President Biden is vowing to sign the Inflation Reduction Act this week after a divided House of Representatives on Friday approved the legislation that backers hope will help the Internal Revenue Service (IRS) rebuild its antiquated technology systems.

By a vote of 220-to-207, the House passed the sprawling bill, which has received widespread publicity over its climate and energy provisions, and sent it to the president for signature. A slimmed-down version of Biden’s “Build Back Better” plan, the legislation would inject nearly $370 billion into such programs with the goal of reducing carbon emissions by about 40 percent by 2030, along with allowing Medicare to negotiate for prescription drug prices. But the bill, which passed the Senate on August 7, also contains an infusion of funding for the IRS: $80 billion over 10 years.

Nearly $5 billion of that is slated for “business systems modernization,” aimed at boosting the agency’s three-year-old IT modernization plan, which had already received $275 million from the fiscal year 2022 budget and a one-time shot of $1 billion under the American Rescue Plan Act in 2021. The IRS’s systems date to as far back as the 1960s, which has drawn criticism from lawmakers concerned about the use of obsolete programming languages, along with the Government Accountability Office (GAO), which says taxpayers could be vulnerable to data breaches because of lax cybersecurity practices.
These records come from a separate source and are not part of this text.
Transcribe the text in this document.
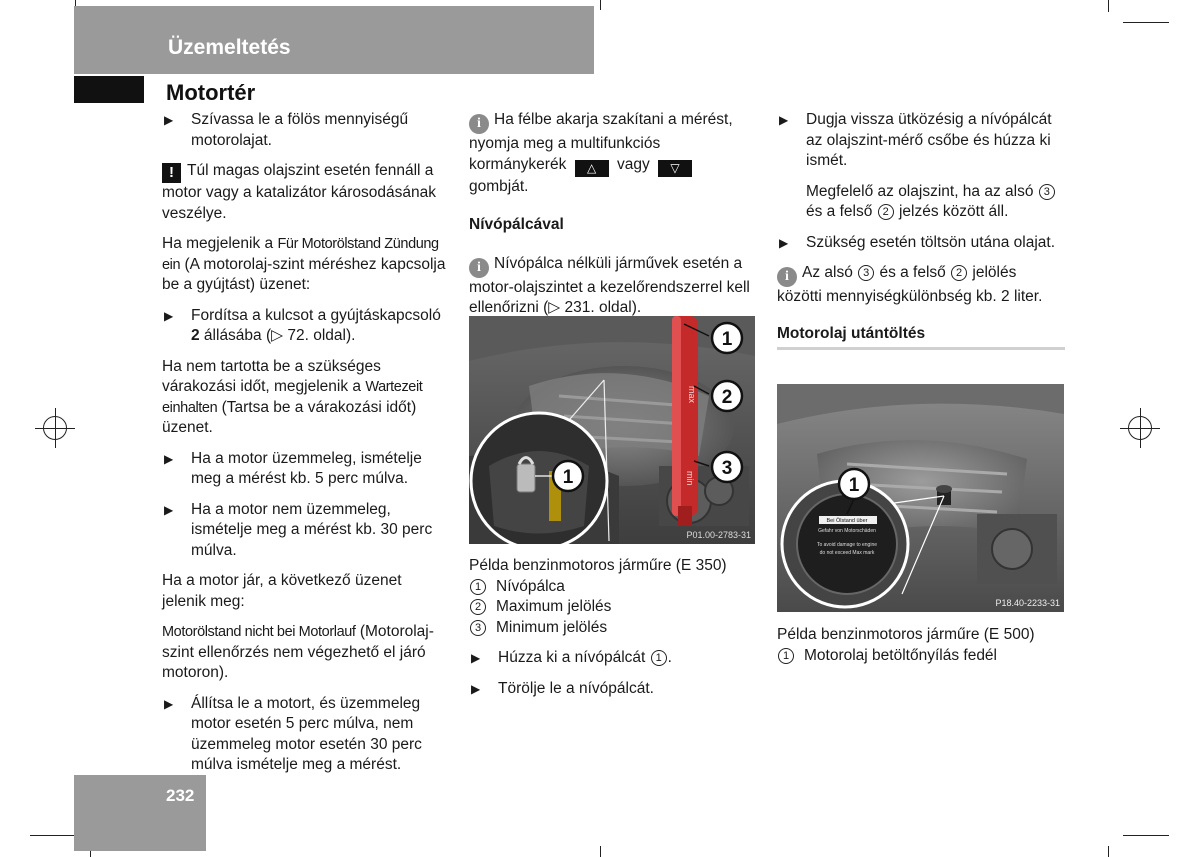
Üzemeltetés
Motortér
232
▶ Szívassa le a fölös mennyiségű motorolajat.
! Túl magas olajszint esetén fennáll a motor vagy a katalizátor károsodásának veszélye.
Ha megjelenik a Für Motorölstand Zündung ein (A motorolaj-szint méréshez kapcsolja be a gyújtást) üzenet:
▶ Fordítsa a kulcsot a gyújtáskapcsoló 2 állásába (▷ 72. oldal).
Ha nem tartotta be a szükséges várakozási időt, megjelenik a Wartezeit einhalten (Tartsa be a várakozási időt) üzenet.
▶ Ha a motor üzemmeleg, ismételje meg a mérést kb. 5 perc múlva.
▶ Ha a motor nem üzemmeleg, ismételje meg a mérést kb. 30 perc múlva.
Ha a motor jár, a következő üzenet jelenik meg:
Motorölstand nicht bei Motorlauf (Motorolaj-szint ellenőrzés nem végezhető el járó motoron).
▶ Állítsa le a motort, és üzemmeleg motor esetén 5 perc múlva, nem üzemmeleg motor esetén 30 perc múlva ismételje meg a mérést.
i Ha félbe akarja szakítani a mérést, nyomja meg a multifunkciós kormánykerék △ vagy ▽ gombját.
Nívópálcával
i Nívópálca nélküli járművek esetén a motor-olajszintet a kezelőrendszerrel kell ellenőrizni (▷ 231. oldal).
max
min
1
2
3
1
P01.00-2783-31
Példa benzinmotoros járműre (E 350)
1 Nívópálca
2 Maximum jelölés
3 Minimum jelölés
▶ Húzza ki a nívópálcát 1 .
▶ Törölje le a nívópálcát.
▶ Dugja vissza ütközésig a nívópálcát az olajszint-mérő csőbe és húzza ki ismét.
Megfelelő az olajszint, ha az alsó 3 és a felső 2 jelzés között áll.
▶ Szükség esetén töltsön utána olajat.
i Az alsó 3 és a felső 2 jelölés közötti mennyiségkülönbség kb. 2 liter.
Motorolaj utántöltés
Bei Ölstand über
Gefahr von Motorschäden
To avoid damage to engine
do not exceed Max mark
1
P18.40-2233-31
Példa benzinmotoros járműre (E 500)
1 Motorolaj betöltőnyílás fedél
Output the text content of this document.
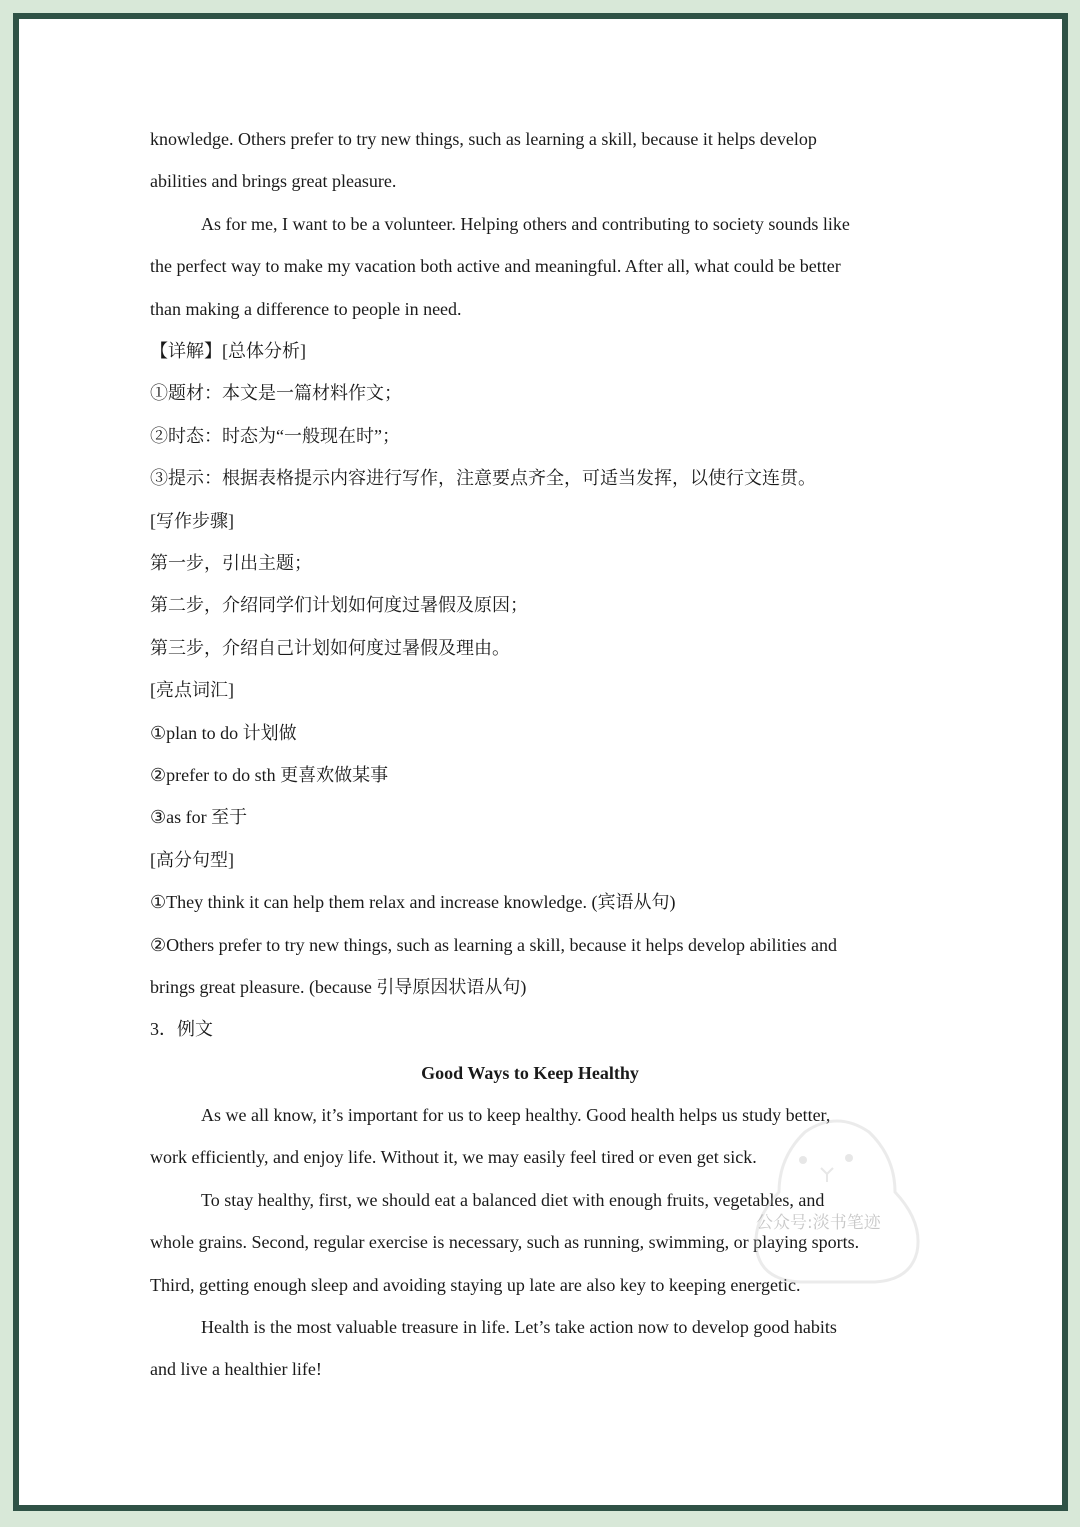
knowledge. Others prefer to try new things, such as learning a skill, because it helps develop
abilities and brings great pleasure.
As for me, I want to be a volunteer. Helping others and contributing to society sounds like
the perfect way to make my vacation both active and meaningful. After all, what could be better
than making a difference to people in need.
【详解】[总体分析]
①题材：本文是一篇材料作文；
②时态：时态为“一般现在时”；
③提示：根据表格提示内容进行写作，注意要点齐全，可适当发挥，以使行文连贯。
[写作步骤]
第一步，引出主题；
第二步，介绍同学们计划如何度过暑假及原因；
第三步，介绍自己计划如何度过暑假及理由。
[亮点词汇]
①plan to do 计划做
②prefer to do sth 更喜欢做某事
③as for 至于
[高分句型]
①They think it can help them relax and increase knowledge. (宾语从句)
②Others prefer to try new things, such as learning a skill, because it helps develop abilities and
brings great pleasure. (because 引导原因状语从句)
3．例文
Good Ways to Keep Healthy
As we all know, it’s important for us to keep healthy. Good health helps us study better,
work efficiently, and enjoy life. Without it, we may easily feel tired or even get sick.
To stay healthy, first, we should eat a balanced diet with enough fruits, vegetables, and
whole grains. Second, regular exercise is necessary, such as running, swimming, or playing sports.
Third, getting enough sleep and avoiding staying up late are also key to keeping energetic.
Health is the most valuable treasure in life. Let’s take action now to develop good habits
and live a healthier life!
公众号:淡书笔迹
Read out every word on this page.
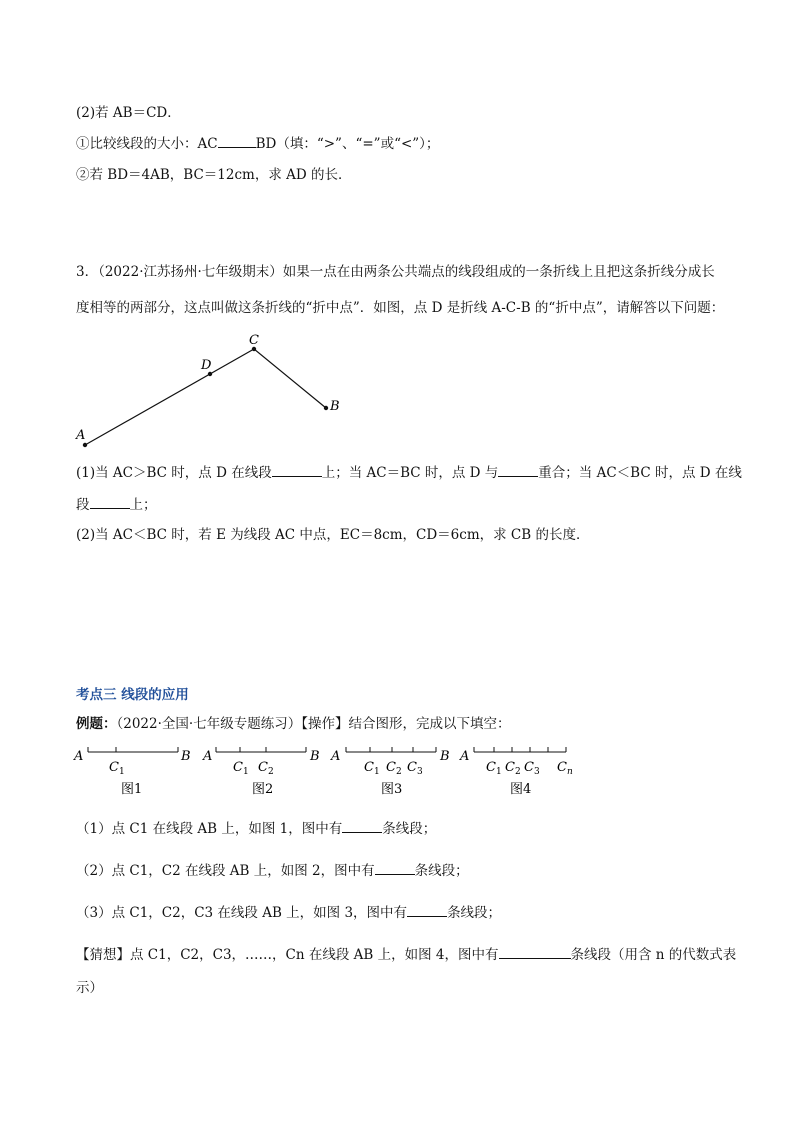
(2)若 AB＝CD．
①比较线段的大小：AC	BD（填：“>”、“=”或“<”）；
②若 BD＝4AB，BC＝12cm，求 AD 的长．
3．（2022·江苏扬州·七年级期末）如果一点在由两条公共端点的线段组成的一条折线上且把这条折线分成长
度相等的两部分，这点叫做这条折线的“折中点”．如图，点 D 是折线 A-C-B 的“折中点”，请解答以下问题：
A
C
B
D
A	B
$C_1$
图1
A	B
$C_1$ $C_2$
图2
A	B
$C_1$ $C_2$ $C_3$
图3
A
$C_1$ $C_2$ $C_3$ $C_n$
图4
(1)当 AC＞BC 时，点 D 在线段	上；当 AC＝BC 时，点 D 与	重合；当 AC＜BC 时，点 D 在线
段	上；
(2)当 AC＜BC 时，若 E 为线段 AC 中点，EC＝8cm，CD＝6cm，求 CB 的长度．
考点三 线段的应用
例题：（2022·全国·七年级专题练习）【操作】结合图形，完成以下填空：
（1）点 C1 在线段 AB 上，如图 1，图中有	条线段；
（2）点 C1，C2 在线段 AB 上，如图 2，图中有	条线段；
（3）点 C1，C2，C3 在线段 AB 上，如图 3，图中有	条线段；
【猜想】点 C1，C2，C3，……，Cn 在线段 AB 上，如图 4，图中有	条线段（用含 n 的代数式表
示）
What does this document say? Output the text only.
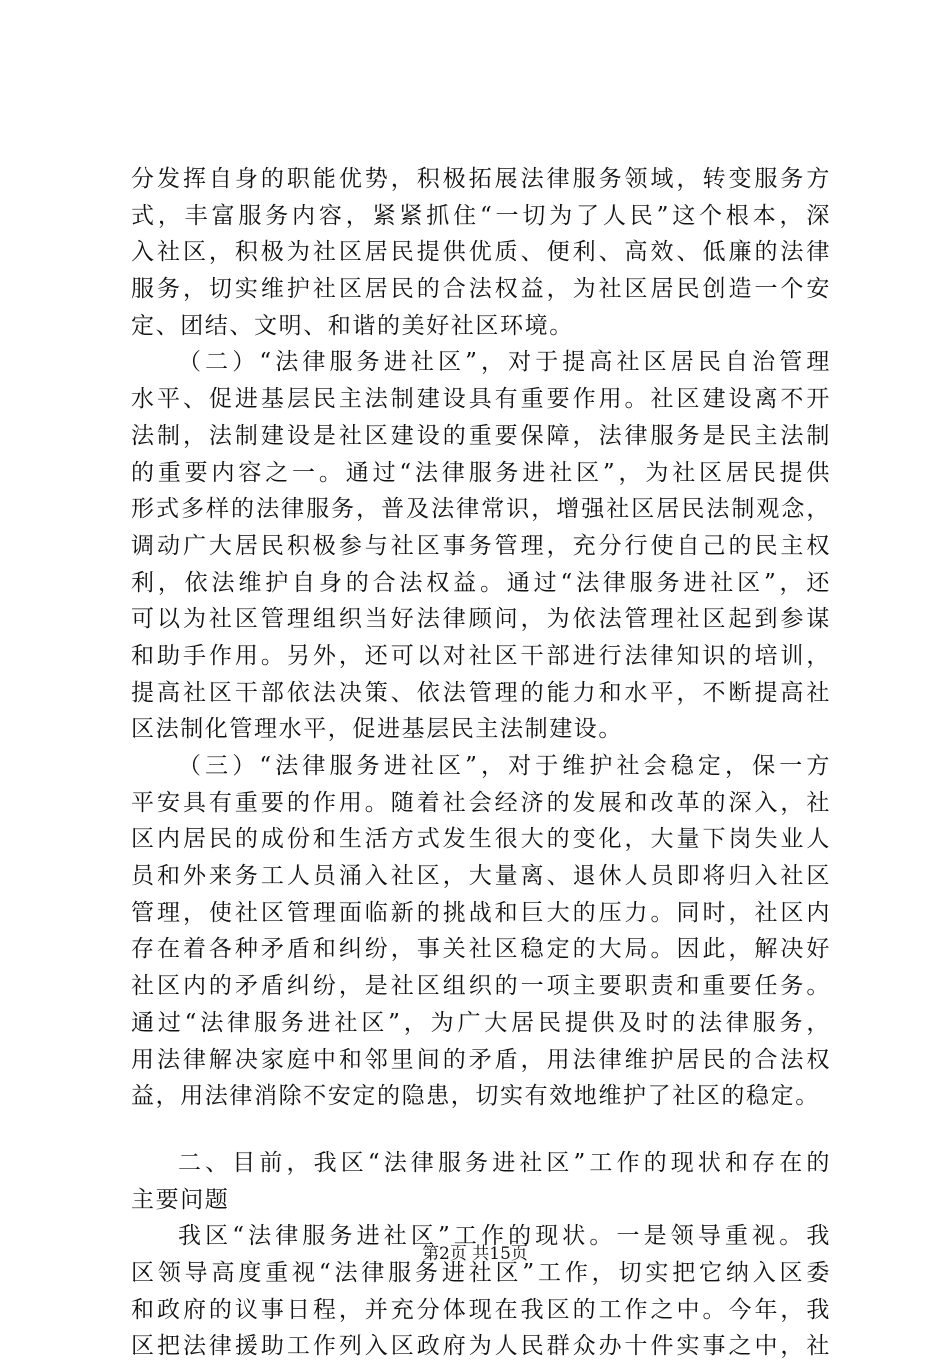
分发挥自身的职能优势，积极拓展法律服务领域，转变服务方
式，丰富服务内容，紧紧抓住“一切为了人民”这个根本，深
入社区，积极为社区居民提供优质、便利、高效、低廉的法律
服务，切实维护社区居民的合法权益，为社区居民创造一个安
定、团结、文明、和谐的美好社区环境。
（二）“法律服务进社区”，对于提高社区居民自治管理
水平、促进基层民主法制建设具有重要作用。社区建设离不开
法制，法制建设是社区建设的重要保障，法律服务是民主法制
的重要内容之一。通过“法律服务进社区”，为社区居民提供
形式多样的法律服务，普及法律常识，增强社区居民法制观念，
调动广大居民积极参与社区事务管理，充分行使自己的民主权
利，依法维护自身的合法权益。通过“法律服务进社区”，还
可以为社区管理组织当好法律顾问，为依法管理社区起到参谋
和助手作用。另外，还可以对社区干部进行法律知识的培训，
提高社区干部依法决策、依法管理的能力和水平，不断提高社
区法制化管理水平，促进基层民主法制建设。
（三）“法律服务进社区”，对于维护社会稳定，保一方
平安具有重要的作用。随着社会经济的发展和改革的深入，社
区内居民的成份和生活方式发生很大的变化，大量下岗失业人
员和外来务工人员涌入社区，大量离、退休人员即将归入社区
管理，使社区管理面临新的挑战和巨大的压力。同时，社区内
存在着各种矛盾和纠纷，事关社区稳定的大局。因此，解决好
社区内的矛盾纠纷，是社区组织的一项主要职责和重要任务。
通过“法律服务进社区”，为广大居民提供及时的法律服务，
用法律解决家庭中和邻里间的矛盾，用法律维护居民的合法权
益，用法律消除不安定的隐患，切实有效地维护了社区的稳定。
二、目前，我区“法律服务进社区”工作的现状和存在的
主要问题
我区“法律服务进社区”工作的现状。一是领导重视。我
区领导高度重视“法律服务进社区”工作，切实把它纳入区委
和政府的议事日程，并充分体现在我区的工作之中。今年，我
区把法律援助工作列入区政府为人民群众办十件实事之中，社
第2页 共15页
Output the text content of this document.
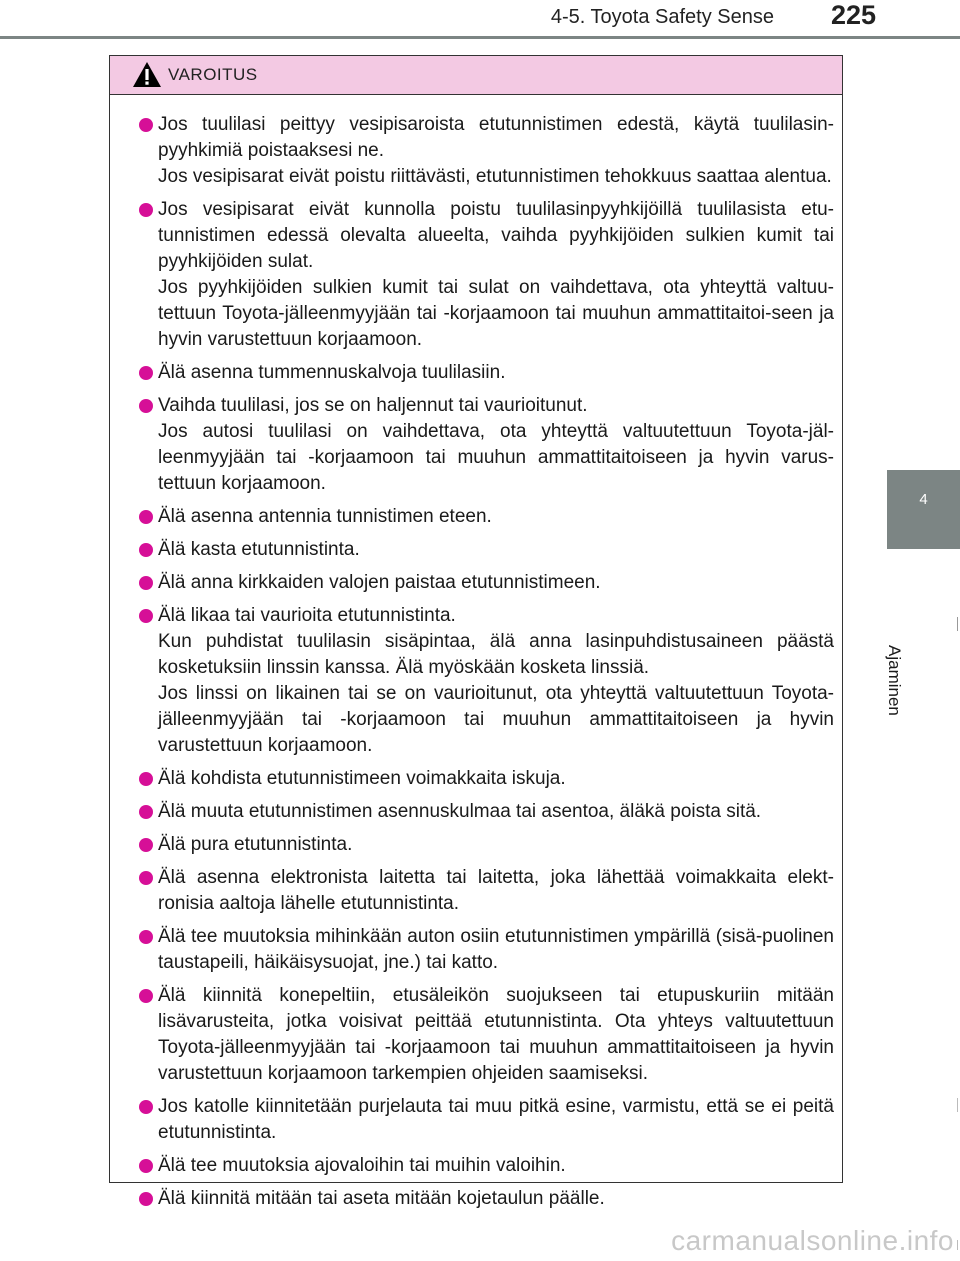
4-5. Toyota Safety Sense 225
4
Ajaminen
VAROITUS

Jos tuulilasi peittyy vesipisaroista etutunnistimen edestä, käytä tuulilasin-pyyhkimiä poistaaksesi ne.

Jos vesipisarat eivät poistu riittävästi, etutunnistimen tehokkuus saattaa alentua.

Jos vesipisarat eivät kunnolla poistu tuulilasinpyyhkijöillä tuulilasista etu-tunnistimen edessä olevalta alueelta, vaihda pyyhkijöiden sulkien kumit tai pyyhkijöiden sulat.

Jos pyyhkijöiden sulkien kumit tai sulat on vaihdettava, ota yhteyttä valtuu-tettuun Toyota-jälleenmyyjään tai -korjaamoon tai muuhun ammattitaitoi-seen ja hyvin varustettuun korjaamoon.

Älä asenna tummennuskalvoja tuulilasiin.

Vaihda tuulilasi, jos se on haljennut tai vaurioitunut.

Jos autosi tuulilasi on vaihdettava, ota yhteyttä valtuutettuun Toyota-jäl-leenmyyjään tai -korjaamoon tai muuhun ammattitaitoiseen ja hyvin varus-tettuun korjaamoon.

Älä asenna antennia tunnistimen eteen.

Älä kasta etutunnistinta.

Älä anna kirkkaiden valojen paistaa etutunnistimeen.

Älä likaa tai vaurioita etutunnistinta.

Kun puhdistat tuulilasin sisäpintaa, älä anna lasinpuhdistusaineen päästä kosketuksiin linssin kanssa. Älä myöskään kosketa linssiä.

Jos linssi on likainen tai se on vaurioitunut, ota yhteyttä valtuutettuun Toyota-jälleenmyyjään tai -korjaamoon tai muuhun ammattitaitoiseen ja hyvin varustettuun korjaamoon.

Älä kohdista etutunnistimeen voimakkaita iskuja.

Älä muuta etutunnistimen asennuskulmaa tai asentoa, äläkä poista sitä.

Älä pura etutunnistinta.

Älä asenna elektronista laitetta tai laitetta, joka lähettää voimakkaita elekt-ronisia aaltoja lähelle etutunnistinta.

Älä tee muutoksia mihinkään auton osiin etutunnistimen ympärillä (sisä-puolinen taustapeili, häikäisysuojat, jne.) tai katto.

Älä kiinnitä konepeltiin, etusäleikön suojukseen tai etupuskuriin mitään lisävarusteita, jotka voisivat peittää etutunnistinta. Ota yhteys valtuutettuun Toyota-jälleenmyyjään tai -korjaamoon tai muuhun ammattitaitoiseen ja hyvin varustettuun korjaamoon tarkempien ohjeiden saamiseksi.

Jos katolle kiinnitetään purjelauta tai muu pitkä esine, varmistu, että se ei peitä etutunnistinta.

Älä tee muutoksia ajovaloihin tai muihin valoihin.

Älä kiinnitä mitään tai aseta mitään kojetaulun päälle.

carmanualsonline.info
House Republicans voted unanimously against the Inflation Reduction Act, focusing much of their criticism on the IRS provisions, which they say would give the agency too much power. “Remember this day,” tweeted House Minority Leader Kevin McCarthy, R-Calif. “Democrats jammed through a 700-page bill that raises your taxes and doubles the size of the IRS.”

Democrats and other proponents say the IRS urgently needs the enhanced funding, and Biden hailed the act’s passage in a series of tweets and a videotaped message. “Today, the American people won. Special interests lost,” the president said. “With the passage of the Inflation Reduction Act in the House, families will see lower prescription drug prices, lower health care costs, and lower energy costs.”

Biden said he plans to sign the bill into law this week before holding a White House celebration on September 6 “in honor of this historic legislation.”